Segundo o psicólogo Thiago Bloss, que estuda suicidologia (a pesquisa do comportamento e das causas suicidas), a abordagem social é importante para entender os dados atuais, sobretudo a maior incidência entre indígenas. “Há um padrão de violência sobre segmentos em desvantagem social que se associam ao suicídio dessas populações”, explica Thiago Bloss, psicólogo e pesquisador de suicidologia.

Essa violência não é apenas a física consumada, mas sobretudo a simbólica (que incide sobre o valor da pessoa) e a invisibilidade social dos grupos. “Uma investigação social mínima dos perfis de classe, raça e gênero dos que mais se matam já desmente dados que individualizam a questão. Isso não quer dizer que as pessoas, eventualmente, não tenham transtorno mental, mas é importante entender que é um sofrimento para além do indivíduo, algo que é social, cultural, econômico”, descreve Bloss, doutorando na Unifesp (Universidade Federal de São Paulo).

Como combater?

Desde 2019, uma lei tornou compulsória a notificação de tentativas de suicídio e autolesão no Brasil. Fortalecer o mapeamento dos dados é o primeiro passo para pensar a prevenção.

O OMS já apontou que muitos países enfrentam imprecisão nas notificações e isso prejudica enfrentar o problema. “Se o abastecimento dos sistemas é frágil, os indicadores provavelmente vão comprometer o campo das políticas públicas”, reforça o psiquiatra César Weber, doutor pela Unifesp e membro titular da ABP (Associação Brasileira de Psiquiatria).

Flávia Jôse Alves, psicóloga que participou do estudo, lembra que planos específicos de prevenção em outros países ajudaram a reduzir os suicídios. No Brasil, destaca ela, é necessário segmentar estratégias para os grupos mais vulneráveis, além de expandir a rede de assistência e trabalhar a comunicação. “Devemos pensar em estratégias de prevenção focadas em grupos específicos e é preciso sempre falar que o suicídio é um fenômeno multideterminado.”

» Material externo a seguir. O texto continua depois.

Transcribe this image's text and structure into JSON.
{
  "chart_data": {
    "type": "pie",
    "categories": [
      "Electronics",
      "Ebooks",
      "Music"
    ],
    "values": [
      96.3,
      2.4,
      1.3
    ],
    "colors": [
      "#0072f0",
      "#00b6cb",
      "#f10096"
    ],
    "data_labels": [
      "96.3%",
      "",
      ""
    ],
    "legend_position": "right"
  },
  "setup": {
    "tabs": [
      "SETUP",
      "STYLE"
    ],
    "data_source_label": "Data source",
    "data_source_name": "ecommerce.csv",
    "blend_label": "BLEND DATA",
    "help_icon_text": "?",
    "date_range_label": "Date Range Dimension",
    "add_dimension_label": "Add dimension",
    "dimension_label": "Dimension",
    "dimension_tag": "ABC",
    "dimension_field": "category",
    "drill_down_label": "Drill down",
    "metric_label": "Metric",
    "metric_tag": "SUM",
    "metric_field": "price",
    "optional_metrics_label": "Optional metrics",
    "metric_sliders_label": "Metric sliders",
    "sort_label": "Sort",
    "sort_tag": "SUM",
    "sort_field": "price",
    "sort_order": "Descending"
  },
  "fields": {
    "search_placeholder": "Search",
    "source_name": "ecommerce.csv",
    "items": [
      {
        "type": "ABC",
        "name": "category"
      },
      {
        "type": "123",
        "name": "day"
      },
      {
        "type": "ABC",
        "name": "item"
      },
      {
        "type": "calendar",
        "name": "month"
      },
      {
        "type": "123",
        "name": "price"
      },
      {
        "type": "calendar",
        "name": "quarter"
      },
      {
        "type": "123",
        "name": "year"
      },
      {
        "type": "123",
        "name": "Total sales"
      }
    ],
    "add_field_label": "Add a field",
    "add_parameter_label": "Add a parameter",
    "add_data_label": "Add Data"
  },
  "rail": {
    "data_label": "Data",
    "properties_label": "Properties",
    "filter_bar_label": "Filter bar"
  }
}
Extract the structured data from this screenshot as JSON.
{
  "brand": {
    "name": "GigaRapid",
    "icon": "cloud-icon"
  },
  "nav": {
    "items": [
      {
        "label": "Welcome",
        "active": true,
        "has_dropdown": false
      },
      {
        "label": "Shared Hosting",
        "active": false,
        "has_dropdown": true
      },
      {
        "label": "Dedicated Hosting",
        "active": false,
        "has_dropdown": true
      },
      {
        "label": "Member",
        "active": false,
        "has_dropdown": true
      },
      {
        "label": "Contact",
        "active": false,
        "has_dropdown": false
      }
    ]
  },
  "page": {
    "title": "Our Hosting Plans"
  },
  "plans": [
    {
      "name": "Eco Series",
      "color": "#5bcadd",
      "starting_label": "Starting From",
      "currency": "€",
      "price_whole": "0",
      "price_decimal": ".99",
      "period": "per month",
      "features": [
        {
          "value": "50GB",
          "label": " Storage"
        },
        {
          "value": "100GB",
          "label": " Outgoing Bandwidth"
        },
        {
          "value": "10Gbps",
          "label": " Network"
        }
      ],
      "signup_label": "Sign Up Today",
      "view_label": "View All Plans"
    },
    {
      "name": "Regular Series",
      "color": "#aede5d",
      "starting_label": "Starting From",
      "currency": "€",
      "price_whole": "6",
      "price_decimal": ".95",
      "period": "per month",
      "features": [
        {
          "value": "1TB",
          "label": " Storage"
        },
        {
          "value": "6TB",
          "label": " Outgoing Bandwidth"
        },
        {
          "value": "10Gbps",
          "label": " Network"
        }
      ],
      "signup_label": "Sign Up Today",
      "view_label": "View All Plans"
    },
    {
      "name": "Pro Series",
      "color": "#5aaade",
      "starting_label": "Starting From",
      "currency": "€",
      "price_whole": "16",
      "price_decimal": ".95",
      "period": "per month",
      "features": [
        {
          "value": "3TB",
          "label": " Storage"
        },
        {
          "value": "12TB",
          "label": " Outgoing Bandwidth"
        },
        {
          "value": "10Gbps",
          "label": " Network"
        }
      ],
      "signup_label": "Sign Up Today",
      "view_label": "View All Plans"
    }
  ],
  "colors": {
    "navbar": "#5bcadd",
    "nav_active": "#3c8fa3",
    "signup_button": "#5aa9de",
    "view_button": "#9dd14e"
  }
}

“Não é só a prevenção clínica, é importante ter acesso a ela, mas também é necessário pensar em fatores socioeconômicos”, orienta Flávia Jôse Alves, psicóloga e uma das autoras da pesquisa.

Procure ajuda

Caso você tenha pensamentos suicidas, procure ajuda especializada como o CVV (www.cvv.org.br) e os Caps (Centros de Atenção Psicossocial) da sua cidade. O CVV funciona 24 horas por dia (inclusive aos feriados) pelo telefone 188, e também atende por e-mail, chat e pessoalmente. São mais de 120 postos de atendimento em todo o Brasil.